James Ponsoldt’s The Spectacular Now practically marches up and announces to you that it’s going to serve a refreshingly multi-dimensional portrayal of teens and their problems. Upon meeting his love interest when he wakes up on her lawn after a drunken blackout, our protagonist Sutter (Miles Teller) asks her, “So, what’s your thing?” “I like to think there’s more about a person than one thing,” replies Amy (Shailene Woodley).

Yes, like the soft-spoken John Hughes-created dramedy heroes that came before them, Sutter and Amy have many things. Many overlapping things, they discover, as they get to know each other over the course of the movie: resentment for their mothers (his is too strict, hers is too self-involved), absentee fathers (his is a deadbeat, hers is dead), a certain apathy for the future. Their relationship becomes somewhat polyamorous: Alcohol rounds out what's essentially a three-way. Sutter, the self-described life of the party who barely can go a scene without sipping from his flask, introduces Amy to booze. She loves it. The Spectacular Now may be a traditional coming-of-age story, but it’s also about the point in life when experimentation with alcohol stops being a cute hallmark of the teenage experience and starts becoming a problem.

The parallels of the main characters' lives, the pronounced motifs, and the bait-and-switch foreshadowing of The Spectacular Now all reminded me of this year’s The Place Beyond the Pines. Both are plot device-fueled houses of cards that would be excruciating in other hands, but ultimately strand strong on the naturalism of their performances. Through Sutter, Teller manages to convey the seductiveness, and lay bare the folly, of a teenage mindset—#YOLO!—that the film warns against.

Woodley’s even better. We watch Amy blossom from a self-conscious wallflower who can’t even tell when a guy’s hitting on her to a young woman on her way to confidence (the way her awkwardness melts away during the humorous Sutter-Amy sex scene is masterful). She and her sly, introverted grin convey what’s so appealing and endearing about a someone not yet aware of her own beauty, and her development illustrates what’s so satisfying when she finally gets it. Sutter is a premature train wreck of a human being, who has a hard time taking even the film's premise seriously. "Worst case scenario, I’m just giving her the boyfriend experience," is how he explains his association with Amy to a friend of his. Meanwhile, he’s the best thing that happened to her—for all of his talk about living in the moment, it is she who figures out how to make use of it.
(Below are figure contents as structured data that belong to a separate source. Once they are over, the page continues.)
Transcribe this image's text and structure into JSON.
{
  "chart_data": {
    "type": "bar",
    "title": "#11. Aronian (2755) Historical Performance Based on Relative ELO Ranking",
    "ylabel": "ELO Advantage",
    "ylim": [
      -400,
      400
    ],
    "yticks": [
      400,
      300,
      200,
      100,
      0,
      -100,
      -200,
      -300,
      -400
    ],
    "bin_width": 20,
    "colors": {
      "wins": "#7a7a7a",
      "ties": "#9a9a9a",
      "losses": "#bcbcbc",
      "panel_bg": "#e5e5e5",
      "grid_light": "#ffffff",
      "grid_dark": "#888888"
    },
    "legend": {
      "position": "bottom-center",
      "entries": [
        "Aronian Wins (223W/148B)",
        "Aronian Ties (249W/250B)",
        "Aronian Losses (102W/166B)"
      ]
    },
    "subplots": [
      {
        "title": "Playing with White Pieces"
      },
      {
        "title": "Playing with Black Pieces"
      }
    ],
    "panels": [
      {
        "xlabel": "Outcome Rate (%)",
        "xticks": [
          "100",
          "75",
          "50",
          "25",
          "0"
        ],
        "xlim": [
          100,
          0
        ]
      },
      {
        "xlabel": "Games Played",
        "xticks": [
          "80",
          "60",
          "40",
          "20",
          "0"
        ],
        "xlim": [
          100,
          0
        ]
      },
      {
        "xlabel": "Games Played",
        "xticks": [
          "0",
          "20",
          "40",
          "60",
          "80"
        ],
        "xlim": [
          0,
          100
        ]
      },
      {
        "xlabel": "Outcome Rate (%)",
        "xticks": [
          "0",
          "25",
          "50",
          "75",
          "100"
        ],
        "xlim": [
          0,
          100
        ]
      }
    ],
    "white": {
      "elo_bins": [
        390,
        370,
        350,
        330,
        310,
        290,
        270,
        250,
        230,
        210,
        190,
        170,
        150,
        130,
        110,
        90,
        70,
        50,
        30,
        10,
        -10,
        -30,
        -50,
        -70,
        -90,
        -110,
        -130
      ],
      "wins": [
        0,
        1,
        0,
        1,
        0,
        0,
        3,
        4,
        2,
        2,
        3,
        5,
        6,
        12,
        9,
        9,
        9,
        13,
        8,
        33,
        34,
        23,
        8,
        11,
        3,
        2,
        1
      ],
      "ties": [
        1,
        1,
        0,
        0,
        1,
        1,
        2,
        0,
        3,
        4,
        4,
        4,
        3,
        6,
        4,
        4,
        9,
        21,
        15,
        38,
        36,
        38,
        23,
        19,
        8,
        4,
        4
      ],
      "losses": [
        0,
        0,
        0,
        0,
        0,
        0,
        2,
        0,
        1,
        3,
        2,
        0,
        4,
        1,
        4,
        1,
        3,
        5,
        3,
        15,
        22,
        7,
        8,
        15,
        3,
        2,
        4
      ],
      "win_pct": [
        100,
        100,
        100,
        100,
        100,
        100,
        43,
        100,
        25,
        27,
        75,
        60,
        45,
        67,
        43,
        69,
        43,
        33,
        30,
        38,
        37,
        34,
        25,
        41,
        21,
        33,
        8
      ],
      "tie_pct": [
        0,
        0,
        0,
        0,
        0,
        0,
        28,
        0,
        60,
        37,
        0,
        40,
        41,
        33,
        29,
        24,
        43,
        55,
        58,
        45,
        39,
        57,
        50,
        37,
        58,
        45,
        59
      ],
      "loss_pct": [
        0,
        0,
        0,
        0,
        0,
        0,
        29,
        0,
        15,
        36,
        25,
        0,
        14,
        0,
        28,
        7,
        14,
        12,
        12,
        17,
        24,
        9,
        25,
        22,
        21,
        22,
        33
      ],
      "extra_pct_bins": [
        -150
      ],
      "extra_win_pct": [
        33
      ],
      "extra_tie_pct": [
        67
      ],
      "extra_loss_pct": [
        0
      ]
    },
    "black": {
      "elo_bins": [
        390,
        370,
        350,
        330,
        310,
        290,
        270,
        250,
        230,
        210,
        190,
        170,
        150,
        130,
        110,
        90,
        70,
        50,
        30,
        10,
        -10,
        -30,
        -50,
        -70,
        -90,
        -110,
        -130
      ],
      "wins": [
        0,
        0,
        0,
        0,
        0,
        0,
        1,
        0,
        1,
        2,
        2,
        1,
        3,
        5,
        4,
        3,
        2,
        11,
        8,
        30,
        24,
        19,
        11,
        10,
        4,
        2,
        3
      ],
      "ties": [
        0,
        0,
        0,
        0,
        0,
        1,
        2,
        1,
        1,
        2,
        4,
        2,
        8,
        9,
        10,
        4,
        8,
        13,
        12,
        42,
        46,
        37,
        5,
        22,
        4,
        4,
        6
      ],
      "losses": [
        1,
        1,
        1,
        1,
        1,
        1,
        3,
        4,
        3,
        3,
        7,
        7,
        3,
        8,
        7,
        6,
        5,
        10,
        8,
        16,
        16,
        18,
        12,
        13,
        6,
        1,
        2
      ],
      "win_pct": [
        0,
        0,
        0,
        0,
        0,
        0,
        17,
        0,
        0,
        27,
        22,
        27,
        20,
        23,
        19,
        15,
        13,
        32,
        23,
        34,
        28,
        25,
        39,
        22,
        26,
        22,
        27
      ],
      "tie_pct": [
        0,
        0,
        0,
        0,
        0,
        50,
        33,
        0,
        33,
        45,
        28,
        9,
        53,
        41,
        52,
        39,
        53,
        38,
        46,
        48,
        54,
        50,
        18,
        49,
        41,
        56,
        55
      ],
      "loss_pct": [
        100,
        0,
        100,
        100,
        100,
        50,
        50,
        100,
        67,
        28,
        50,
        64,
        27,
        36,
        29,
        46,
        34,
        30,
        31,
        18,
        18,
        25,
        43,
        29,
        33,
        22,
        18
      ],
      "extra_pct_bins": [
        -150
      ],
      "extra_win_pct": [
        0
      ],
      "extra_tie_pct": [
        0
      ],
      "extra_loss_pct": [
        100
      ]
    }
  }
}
This movie season has been largely characterized by disappointing blockbuster after disappointing blockbuster. Meanwhile, just below the surface is one of the most enjoyable seasons in recent memory for smaller, character-driven films. Woody Allen’s hilarious-devastating (and back and forth—often within the same scene) Blue Jasmine, Crystal Fairy, The To Do List, and Fruitvale Station are all better ways to spend your time than watching superheroes survive explosions. The Spectacular Now also belongs firmly on that list.